Der 24.Februar 2022 war der Tag der russischen Invasion in der Ukraine. Der Start eines nun über zweieinhalb Jahre anhaltenden Angriffskriegs, geführt vom russischen Präsidenten Putin.
Dass Darja Putins Kriegsagenda verabscheut ist schnell klar. Nichtmal 48 Stunden dauerte es, bis sie sich, gemeinsam mit anderen Feminist*innen in Russland, zu Wort meldete. Das Manifest der „Feminist Anti-War Resistance“ vom 27.Februar 2022 hat sie mit ihren Namen unterschrieben. In einem veröffentlichten eigenen Statement ruft sie auf:
Hört auf, erbärmliche Feiglinge, Konformisten, geduldige Leidende, loyale Bürger zu sein. Hört auf, apolitisch zu sein. […] Unsere Apathie könnte die Ursache für die Zerstörung einer großen Anzahl von Menschen, einschließlich unserer Kinder und Lieben, sein. […] Hört auf, Propaganda zuzuhören. Stirbt nicht wie Narren. […| Schließt euch den Anti-Kriegs-Aktivisten und -Bewegungen an. Protestiert gegen diesen Krieg. Selbst wenn ihr Putin-Unterstützer seid, ich bezweifle, dass ihr Selbstmord-Unterstützer seid. Wir dachten, es würde keinen Krieg geben, aber der Krieg ist gekommen. […] Hört auf zu jammern, wie sehr ihr unter Untätigkeit leidet. Die Ukraine leidet. Handelt. All diese harten Worte richte ich nicht nur an andere, sondern auch an mich selbst.
Darja Serenko
Darja Serenko ist Dichterin, Autorin, feministsich-politische Aktivistin und noch vieles mehr. Sie wurde vom britischen Nachrichtensender BBC zu einer der erfolgreichsten 100 Frauen des Jahres 2023 und von Russland zur „ausländische Agentin” erklärt. Mittlerweile lebt die Aktivistin außerhalb von Russland. Mittlerweile lebt sie in Georgien. In einem Interview mit der staatskritischen russischen online Plattform Colta, erzählt sie schon 2016, wie wichtig ihr das Thema Gewalt gegen Frauen ist, wie sie Menschen sensibilisieren und Diskussionen anstoßen möchte. Und das auf eine tiefgründige und persönliche Weise. Damals führte sie für einen längeren Zeitraum die Aktion „Stillstand“ durch. Seit dem 08.März 2016 trägt sie stets selbstgemachte Plakate mit sich, wenn sie die Moskauer U-Bahn fährt.

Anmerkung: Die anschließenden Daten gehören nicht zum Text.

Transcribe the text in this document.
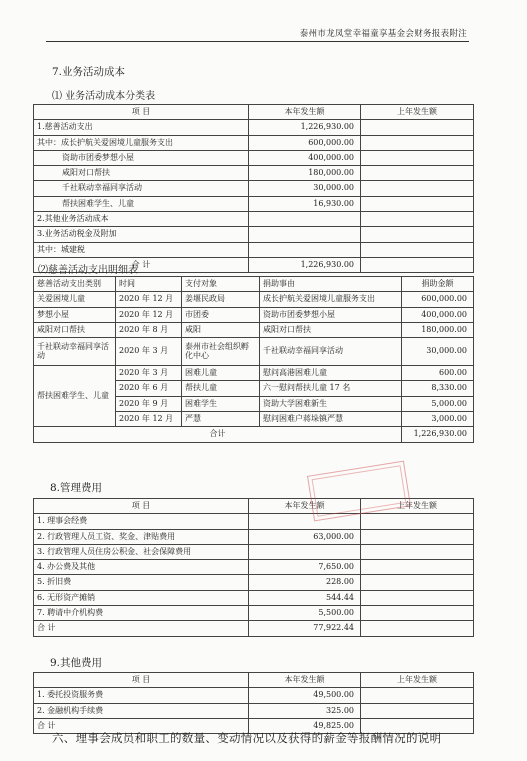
泰州市龙凤堂幸福童享基金会财务报表附注
7.业务活动成本
⑴ 业务活动成本分类表
项 目	本年发生额	上年发生额
1.慈善活动支出	1,226,930.00	
其中：成长护航关爱困境儿童服务支出	600,000.00	
资助市团委梦想小屋	400,000.00	
咸阳对口帮扶	180,000.00	
千社联动幸福同享活动	30,000.00	
帮扶困难学生、儿童	16,930.00	
2.其他业务活动成本		
3.业务活动税金及附加		
其中：城建税		
合 计	1,226,930.00	
⑵慈善活动支出明细表
慈善活动支出类别	时间	支付对象	捐助事由	捐助金额
关爱困境儿童	2020 年 12 月	姜堰民政局	成长护航关爱困境儿童服务支出	600,000.00
梦想小屋	2020 年 12 月	市团委	资助市团委梦想小屋	400,000.00
咸阳对口帮扶	2020 年 8 月	咸阳	咸阳对口帮扶	180,000.00
千社联动幸福同享活动	2020 年 3 月	泰州市社会组织孵化中心	千社联动幸福同享活动	30,000.00
帮扶困难学生、儿童	2020 年 3 月	困难儿童	慰问高港困难儿童	600.00
	2020 年 6 月	帮扶儿童	六一慰问帮扶儿童 17 名	8,330.00
	2020 年 9 月	困难学生	资助大学困难新生	5,000.00
	2020 年 12 月	严慧	慰问困难户蒋垛镇严慧	3,000.00
合计				1,226,930.00
8.管理费用
项 目	本年发生额	上年发生额
1. 理事会经费		
2. 行政管理人员工资、奖金、津贴费用	63,000.00	
3. 行政管理人员住房公积金、社会保障费用		
4. 办公费及其他	7,650.00	
5. 折旧费	228.00	
6. 无形资产摊销	544.44	
7. 聘请中介机构费	5,500.00	
合 计	77,922.44	
9.其他费用
项 目	本年发生额	上年发生额
1. 委托投资服务费	49,500.00	
2. 金融机构手续费	325.00	
合 计	49,825.00	
六、理事会成员和职工的数量、变动情况以及获得的薪金等报酬情况的说明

Mit Aufschriften gegen Sexismus, häusliche Gewalt, Homophobie und politische Gefangenschaft protestierte sie ganz still, ohne lauten Aktivismus, mit der Hoffnung neue Dialoge herzustellen und Gespräche zwischen den Passagieren zu schaffen.
Mädchen und Institutionen
„Was unterscheidet Mädchen von Institutionen?
Mädchen altern nicht.
Mädchen gehen zum heulen auf die Toilette.
Mädchen verspäten sich und haben ein auf links gedrehtes Kleid an.
Mädchen werden von der Polizei vorgeladen.
Mädchen können Fick dich sagen.“ (S.17)
Im November 2021, drei Monate vor Beginn des Kriegs, veröffentlichte Darja Serenko in Russland ein schmales Büchlein mit dem Titel “Mädchen und Institutionen“. In den Texten lässt sie ihrem poetischen Talent freien Lauf und dichtet über sogenannte Mädchen, die in Russland in staatlichen Institutionen arbeiten, von Büro zu Büro wandern und deren Alltag von ihrer Arbeit geprägt ist.
Ein Bild von Monotonie und Misogynie, überspielt von sporadischem Zusammenhalt und Zugehörigkeitsgefühl. Für die Texte sammelte Darja ihre eigenen Erfahrungen als Mitarbeiterin in staatlichen Kultureinrichtungen, wie Bibliotheken und Galerien, sowie die vieler anderer Frauen, die in diesem System stecken. Nicht zuletzt durch die Illustrationen von Ksenia Chariyeva zeichnet das Buch ein Bild vom Frausein in Russland, patriarchaler Unterdrückung der Individualität und dem Elend in der Monotonie ab.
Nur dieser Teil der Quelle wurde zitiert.